By Sam Coles:
As I have said before, as I get older my gaming choices tend to take a slower pace. Now this is nothing to do with my reflexes being shot, far from it my reflexes are the best they have ever been. I just like to slow down and zone out where I figuratively and literally stop and smell the roses. I want to go other some of the games that have enthralled me over the years, where I can just look around with no particular goal or just games that take a more relaxed approach.
I can hear you all sigh with content and thinking “Oh god he’s talking about Oblivion again”. Yes while I do like to talk about this game a lot, that is because it has had a massive impact on my life even 12 years later I have a sense of wonder when I boot it up. The beauty of Oblivion is that you can take things in your stride; the game doesn’t really force to do a certain thing in a set path, with the exception of the dungeon escape. I always find myself exploring to see what settlements I could uncover and what ruins there are to uncover artefacts and weapons. Not only that Jeremy Soule’s melodic tones really help, with the soothing welcoming tunes as you walk through the market at dawn, to the emotional scores as you are traverse the fields of Cyrodiil. It never gets old and ages better (mostly) as the years go by.
The original Red Dead Redemption (yes I have to say that now), is one that is truly special to me, it got me through a tough time when I found my A-Level studies were weighing on me. When the game came out it consumed my summer in 2010, I could just load the game up and explore the plains of New Austin and Mexico. Like most Rockstar open worlds you can just do anything, but Red Dead took a slower approach which was thematically appropriate given its western setting. It is always a joy to lose oneself in the world of Red Dead, were you can stumble across interesting characters who want to talk, or rob and mutilate your corpse. Again the game doesn’t really force you down a set path, I can’t tell you enough the amount of things I found just going off the beaten path. Where I found camps left for the wildlife, to poor and helpless men and women with broken down stage coaches.
I know it may be a stock standard answer when it comes to The Witcher 3, but you have to recognise an achievement in terms of storytelling and role playing in interactive form. When they first said that The Witcher was going open world, I was hesitant but as I thought about it more it made sense. Every time I boot up The Witcher 3 I tend to just slowly walk around taking things in, whether it be the cobbled streets of Novigrad or the boggy swamps of Velen. It’s the attention to detail which make me to take my time and explore the nooks and crannies of the environments, coupled with the fantastic musical score from the Polish folk band Percival. It’s a game that encourages you to take your time, and almost pokes you saying “do you see that abandoned hut over there? Take a look”. It’s that organic nature of the game that makes it fun to explore.
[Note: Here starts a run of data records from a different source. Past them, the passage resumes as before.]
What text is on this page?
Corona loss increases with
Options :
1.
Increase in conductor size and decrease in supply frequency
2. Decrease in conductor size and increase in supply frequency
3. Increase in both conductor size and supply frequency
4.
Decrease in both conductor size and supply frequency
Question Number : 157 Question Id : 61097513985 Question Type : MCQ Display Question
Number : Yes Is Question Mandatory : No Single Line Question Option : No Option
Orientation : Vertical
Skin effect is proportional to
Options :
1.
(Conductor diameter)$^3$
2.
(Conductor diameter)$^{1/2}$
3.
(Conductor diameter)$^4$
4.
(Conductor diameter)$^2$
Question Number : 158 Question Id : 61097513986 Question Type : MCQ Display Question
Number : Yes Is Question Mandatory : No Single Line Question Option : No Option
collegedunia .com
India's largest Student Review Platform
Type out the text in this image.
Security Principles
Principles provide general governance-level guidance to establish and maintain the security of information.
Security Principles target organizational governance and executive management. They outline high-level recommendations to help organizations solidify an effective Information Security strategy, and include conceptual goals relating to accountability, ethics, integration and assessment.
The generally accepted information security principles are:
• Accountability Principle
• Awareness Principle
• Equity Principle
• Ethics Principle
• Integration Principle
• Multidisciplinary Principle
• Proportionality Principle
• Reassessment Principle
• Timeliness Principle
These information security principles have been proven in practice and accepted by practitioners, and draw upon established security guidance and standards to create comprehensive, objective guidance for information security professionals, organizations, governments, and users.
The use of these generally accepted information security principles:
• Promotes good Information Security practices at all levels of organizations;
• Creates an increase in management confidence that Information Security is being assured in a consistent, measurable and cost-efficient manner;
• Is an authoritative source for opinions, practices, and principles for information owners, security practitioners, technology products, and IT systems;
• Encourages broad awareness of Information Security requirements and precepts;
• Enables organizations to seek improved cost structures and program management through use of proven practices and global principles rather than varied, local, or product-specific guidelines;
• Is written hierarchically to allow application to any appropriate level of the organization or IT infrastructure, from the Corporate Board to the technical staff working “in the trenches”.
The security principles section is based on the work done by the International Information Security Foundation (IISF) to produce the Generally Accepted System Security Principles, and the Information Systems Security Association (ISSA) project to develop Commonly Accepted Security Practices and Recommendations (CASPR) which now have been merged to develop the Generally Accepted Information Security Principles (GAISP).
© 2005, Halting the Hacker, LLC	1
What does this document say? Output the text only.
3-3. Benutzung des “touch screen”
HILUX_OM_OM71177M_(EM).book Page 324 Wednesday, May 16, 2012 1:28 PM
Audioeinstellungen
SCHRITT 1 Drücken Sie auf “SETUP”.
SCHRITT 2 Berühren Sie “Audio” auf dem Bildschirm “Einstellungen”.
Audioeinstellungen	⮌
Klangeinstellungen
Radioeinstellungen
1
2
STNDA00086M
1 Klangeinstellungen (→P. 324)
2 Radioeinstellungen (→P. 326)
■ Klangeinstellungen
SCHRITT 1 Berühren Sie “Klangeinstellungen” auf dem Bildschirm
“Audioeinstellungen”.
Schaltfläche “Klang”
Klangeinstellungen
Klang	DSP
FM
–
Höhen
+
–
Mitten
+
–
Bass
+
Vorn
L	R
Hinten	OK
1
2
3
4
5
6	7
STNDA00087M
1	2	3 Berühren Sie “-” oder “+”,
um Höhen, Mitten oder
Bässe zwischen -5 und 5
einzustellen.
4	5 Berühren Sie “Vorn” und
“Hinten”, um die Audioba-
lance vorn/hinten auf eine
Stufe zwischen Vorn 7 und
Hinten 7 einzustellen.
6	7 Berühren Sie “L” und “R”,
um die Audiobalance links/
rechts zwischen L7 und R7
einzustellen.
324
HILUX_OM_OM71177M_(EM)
Now this last example may make you call my gaming credibility into question just hear me out, Two Worlds II has a beautiful environment that makes you want explore its entirety. Yes this game has a lot of issues with animations, voice acting and to put it politely questionable controls. However it has this slow and steady pace to it where I like to look around the varied environments which you don’t often see in medieval style RPGs, you start off in a beautiful African Savanna to a village that resembles Feudal Japan. It’s not the most technically polished game, but it is a true testament of how they managed to produce such a visually pleasing world to explore, it was an apology letter in video game form after the disastrous first game.
Those are just a few examples of games where I just like to slow down and take my time, or smell the roses as it were. The next time you play a game just stop and take the time to appreciate the subtle things, you may find something special that others will not even bat an eyelid at. This is what makes the interactive medium special, that everyone has a different experience.